Se qui sulla Terra non possiamo apprezzarne gli effetti, dove bisognerebbe dunque andare, per misurare sperimentalmente l’antigravità? In quale luogo dell’universo si nasconderebbe, tutta questa antimateria respingente? La risposta che s’incontra nell’articolo di Villata è quasi ovvia: se cerchiamo qualcosa che respinge la materia, conviene andare a vedere anzitutto là dove la materia non c’è, o quanto meno scarseggia. Luoghi del genere nell’universo esistono: si chiamano vuoti cosmici. «Sono regioni ben note ad astronomi e cosmologi, immense “bolle” nell’universo dove la materia è quasi assente», spiega Villata. «E manifestano un notevole effetto repulsivo sulle galassie che le circondano. Sarebbero “isole” di spaziotempo invertito, alternate nel cosmo alle isole di materia occupate dagli ammassi di galassie».

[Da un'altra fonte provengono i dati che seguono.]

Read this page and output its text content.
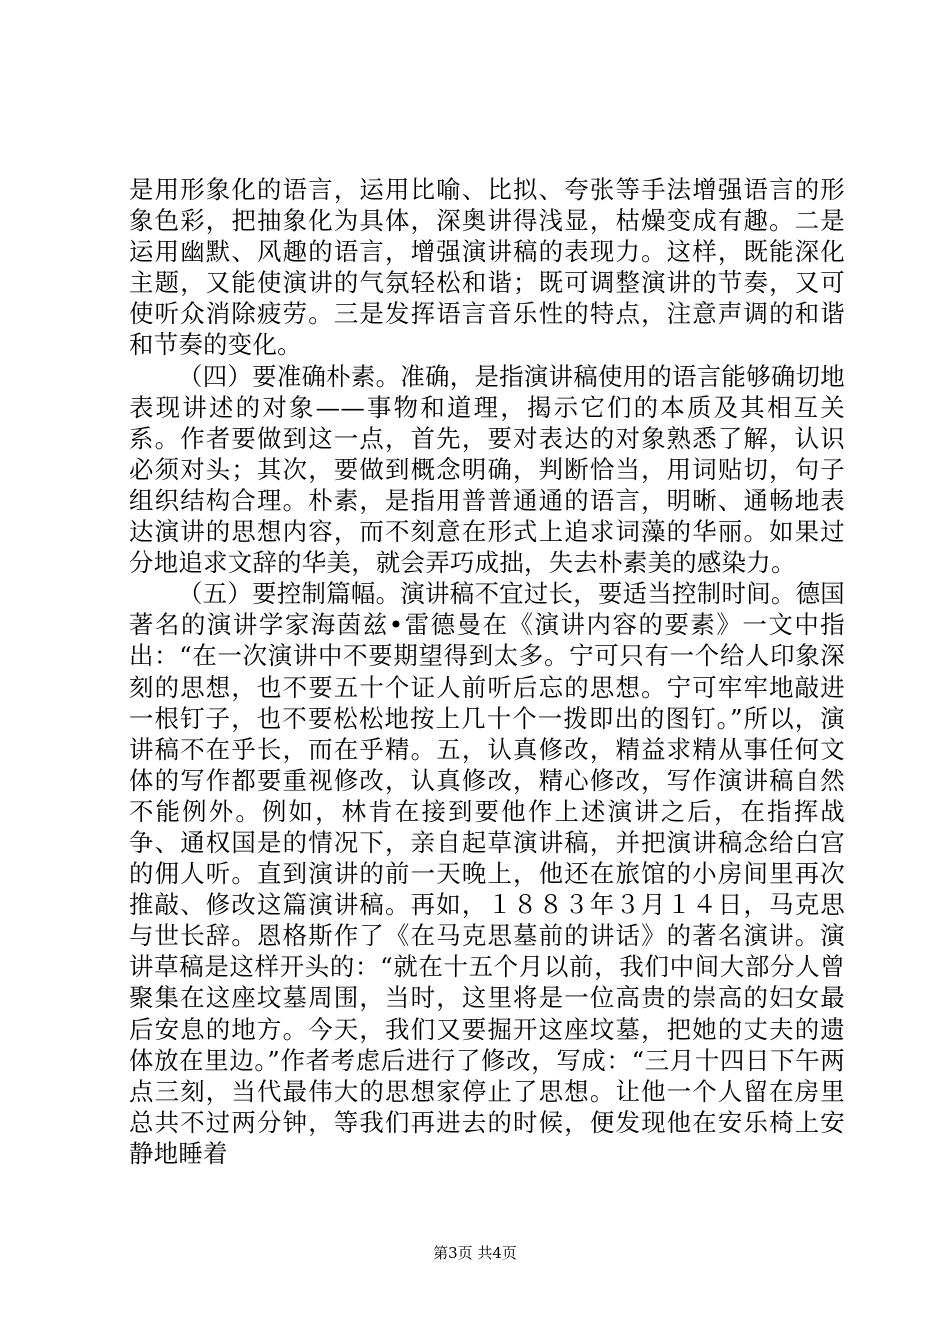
是用形象化的语言，运用比喻、比拟、夸张等手法增强语言的形象色彩，把抽象化为具体，深奥讲得浅显，枯燥变成有趣。二是运用幽默、风趣的语言，增强演讲稿的表现力。这样，既能深化主题，又能使演讲的气氛轻松和谐；既可调整演讲的节奏，又可使听众消除疲劳。三是发挥语言音乐性的特点，注意声调的和谐和节奏的变化。

（四）要准确朴素。准确，是指演讲稿使用的语言能够确切地表现讲述的对象——事物和道理，揭示它们的本质及其相互关系。作者要做到这一点，首先，要对表达的对象熟悉了解，认识必须对头；其次，要做到概念明确，判断恰当，用词贴切，句子组织结构合理。朴素，是指用普普通通的语言，明晰、通畅地表达演讲的思想内容，而不刻意在形式上追求词藻的华丽。如果过分地追求文辞的华美，就会弄巧成拙，失去朴素美的感染力。

（五）要控制篇幅。演讲稿不宜过长，要适当控制时间。德国著名的演讲学家海茵兹•雷德曼在《演讲内容的要素》一文中指出：“在一次演讲中不要期望得到太多。宁可只有一个给人印象深刻的思想，也不要五十个证人前听后忘的思想。宁可牢牢地敲进一根钉子，也不要松松地按上几十个一拨即出的图钉。”所以，演讲稿不在乎长，而在乎精。五，认真修改，精益求精从事任何文体的写作都要重视修改，认真修改，精心修改，写作演讲稿自然不能例外。例如，林肯在接到要他作上述演讲之后，在指挥战争、通权国是的情况下，亲自起草演讲稿，并把演讲稿念给白宫的佣人听。直到演讲的前一天晚上，他还在旅馆的小房间里再次推敲、修改这篇演讲稿。再如，１８８３年３月１４日，马克思与世长辞。恩格斯作了《在马克思墓前的讲话》的著名演讲。演讲草稿是这样开头的：“就在十五个月以前，我们中间大部分人曾聚集在这座坟墓周围，当时，这里将是一位高贵的崇高的妇女最后安息的地方。今天，我们又要掘开这座坟墓，把她的丈夫的遗体放在里边。”作者考虑后进行了修改，写成：“三月十四日下午两点三刻，当代最伟大的思想家停止了思想。让他一个人留在房里总共不过两分钟，等我们再进去的时候，便发现他在安乐椅上安静地睡着

第3页 共4页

Poiché dei vuoti cosmici, per lo meno di quelli più grandi dell’universo visibile, non solo sappiamo che esistono ma ne conosciamo anche la posizione in cielo, viene a questo punto naturale chiedersi perché non siamo mai riusciti a osservarla, tutta questa antimateria teoricamente in essi presente. «Non la vediamo», suggerisce Villata, «proprio perché emetterebbe radiazione cosiddetta “anticipata” (cioè l’altra soluzione delle equazioni di Maxwell nel vuoto, rispetto a quella della radiazione che ben conosciamo), per la quale non abbiamo (ancora) strumenti capaci di rivelarla. Basti pensare che i fotoni emessi dall’antimateria verrebbero nel nostro spaziotempo “percepiti” come fotoni emessi dal rivelatore per raggiungere l’anti-stella che li ha prodotti, cioè con un cammino spaziotemporale invertito. Quindi, là dove vediamo il buio nell’universo non sappiamo per ora dire se c’è il vuoto oppure antimateria».